There was no evidence for hepatosplenomegaly. He was treated with LAmb 4 mg/kg/day for 7 days and secondary prophylaxis was initiated with pentavalent antimonial (IV or IM) (850 mg every 28 days), after which he remained well during 9 months of follow-up. To better characterize treatment response observed after treatment and secondary prophylaxis, we measured anti-Leishmania antibody titers using ELISA and indirect immunofluorescence (IFI), using Leishmania major-like total antigen; decreases in titers were observed 6 and 16 months post-treatment (Figure 2).

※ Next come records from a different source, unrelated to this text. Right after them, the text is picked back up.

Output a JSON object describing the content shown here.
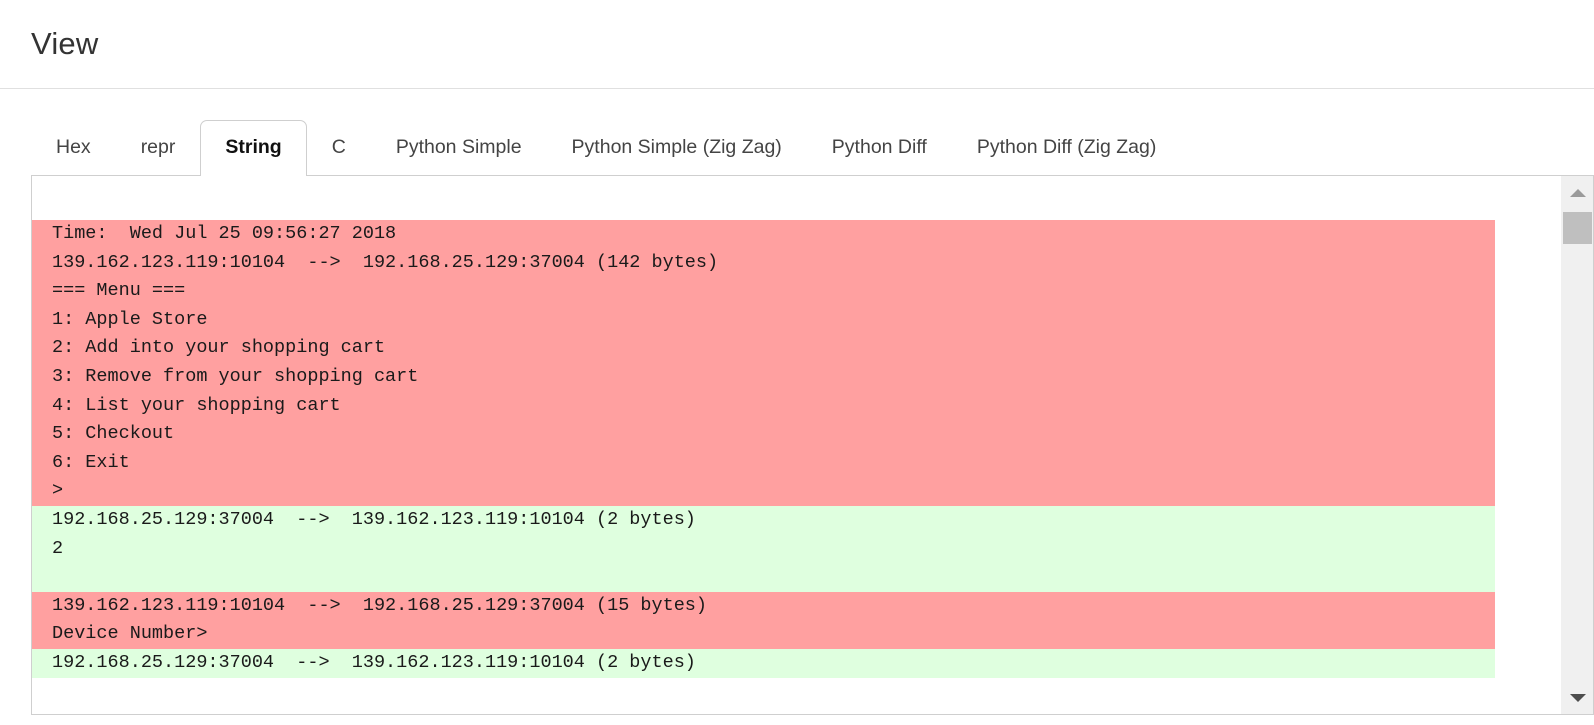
{
  "header": {
    "title": "View"
  },
  "tabs": [
    {
      "label": "Hex",
      "active": false
    },
    {
      "label": "repr",
      "active": false
    },
    {
      "label": "String",
      "active": true
    },
    {
      "label": "C",
      "active": false
    },
    {
      "label": "Python Simple",
      "active": false
    },
    {
      "label": "Python Simple (Zig Zag)",
      "active": false
    },
    {
      "label": "Python Diff",
      "active": false
    },
    {
      "label": "Python Diff (Zig Zag)",
      "active": false
    }
  ],
  "colors": {
    "outbound_bg": "#ffa0a0",
    "inbound_bg": "#dfffdf",
    "panel_border": "#cfcfcf",
    "text": "#1a1a1a"
  },
  "log": {
    "blocks": [
      {
        "direction": "out",
        "lines": [
          "Time:  Wed Jul 25 09:56:27 2018",
          "139.162.123.119:10104  -->  192.168.25.129:37004 (142 bytes)",
          "=== Menu ===",
          "1: Apple Store",
          "2: Add into your shopping cart",
          "3: Remove from your shopping cart",
          "4: List your shopping cart",
          "5: Checkout",
          "6: Exit",
          ">"
        ]
      },
      {
        "direction": "in",
        "lines": [
          "192.168.25.129:37004  -->  139.162.123.119:10104 (2 bytes)",
          "2",
          ""
        ]
      },
      {
        "direction": "out",
        "lines": [
          "139.162.123.119:10104  -->  192.168.25.129:37004 (15 bytes)",
          "Device Number>"
        ]
      },
      {
        "direction": "in",
        "lines": [
          "192.168.25.129:37004  -->  139.162.123.119:10104 (2 bytes)"
        ]
      }
    ]
  },
  "scrollbar": {
    "up_icon": "triangle-up-icon",
    "down_icon": "triangle-down-icon"
  }
}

In this patient, inflammatory processes associated with fibrosis from papillary dermis with the presence of Leishmania was observed in cutaneous lesions. In macular lesions of PKDL, chronic inflammation is characterized by infiltrates of histiocytes, lymphocytes, and a few plasma cells, and Leishmania is also observed10. However, there are no consistent of infiltrates in PKDL lesions. The clinical manifestations of PKDL are immunologically mediated with features of a Th2 response in the skin and a systemic Th1 response, resulting in skin abnormalities in patients who are otherwise well without features of systemic leishmanial infection5–10,11. In this patient, the clinical progression from visceral disease with subsequent relapses to para-kala-azar dermal leishmaniasis and later isolated (post-kala-azar) lymphadenopathy without obvious clinical evidence of visceral disease suggests a similarly developing, but abnormal and inadequate systemic immune response11–13. In immunosuppressed patients, in particular those who are HIVinfected, relapses are common, as some degree of developing antileishmanial immunity is needed to prevent a relapse of VL. With each relapse, the treatment becomes more difficult5. This patient had a similar clinical syndrome, which justified the decision for maintenance treatment that to date seemed to be successful. There is no consensus regarding the preferred regimen; single-dose administration of pentavalent antimonial, Lamb (AmBisome ©) or pentamidine has been used, often in cycles of 3-4 weeks.
This case illustrates the need for follow-up of patients with VL, in particular to monitor for PKDL or para-kala-azar dermal leishmaniasis as experience elsewhere indicates that as the rash often remains unnoticed and self-cures, these patients often do not report to the clinic and may play a role in transmission.